The agent walks the senior leader through the close, in the language of the work

A consistent piece of feedback we hear from external auditors who serve this sector is that the executive director or senior leader of the organisation is often not meaningfully engaged in the monthly or quarterly close. Not because they don't care — because they don't have a structured way in. The financials arrive after the close has been completed by the bookkeeper or external accountant, and the senior leader's role becomes ratification. Variances get explained reactively. Questions that should have been asked at the close get asked at the audit, six months later.

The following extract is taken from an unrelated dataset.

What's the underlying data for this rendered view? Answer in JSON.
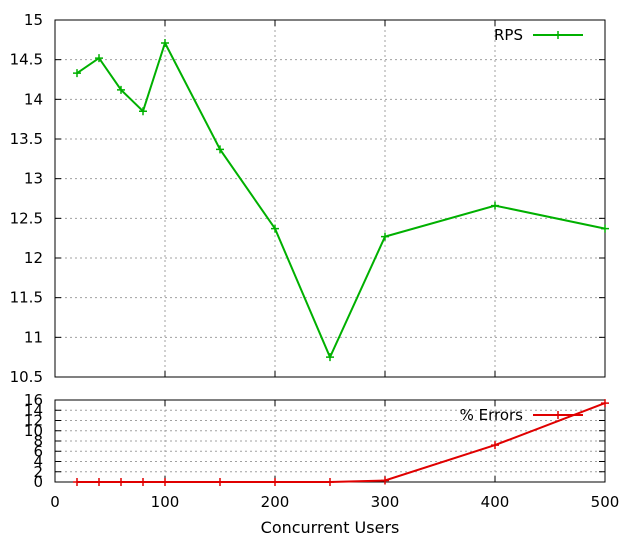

We are building this differently. As the close completes, an agent walks the senior leader through their own financials — surfaces the variances, asks the contextualising questions a reviewer would ask, gives the leader a structured way to engage with the numbers in the language of how the organisation actually operates. Where the agent can answer with confidence, it does. Where it cannot — because the question requires judgement, context, or follow-up that only the leader can provide — it documents the open item, drafts the question in language the external accountant will recognise, and routes it cleanly into the next conversation.

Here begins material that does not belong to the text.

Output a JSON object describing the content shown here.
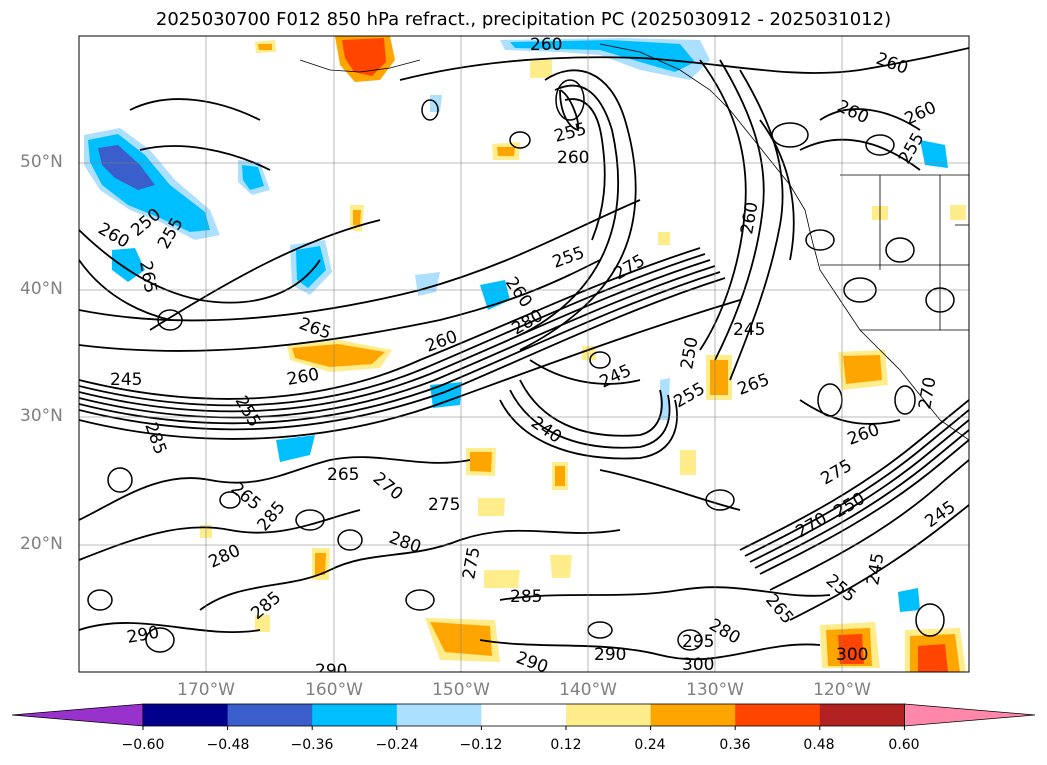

The leader, in this model, is the reviewer the audit always wished they had been. The external accountant or strategic partner gets the questions in a usable form. The internal audit function, which the organisation could never have hired, has effectively shown up — embedded, continuous, in the language of the work.

The people running the organisations the sector depends on are social workers, doctors, community builders, educators, organisers. They are not accountants, lawyers, or computer scientists. The technical languages of finance, law, and IT have historically required them either to build internal expertise they cannot afford or to retain external expertise they cannot fully evaluate. AI is, among other things, a translation layer between those technical languages and the operational language of the people doing the mission work. Internal audit, embedded into the workflow and surfaced through chat, is one specific instance of that translation — the function of disciplined, continuous, transaction-level oversight, rendered in the language of the people whose work it is meant to support.

That is the function the sector was never going to hire in its old shape. It is, I think, a function the sector can finally have.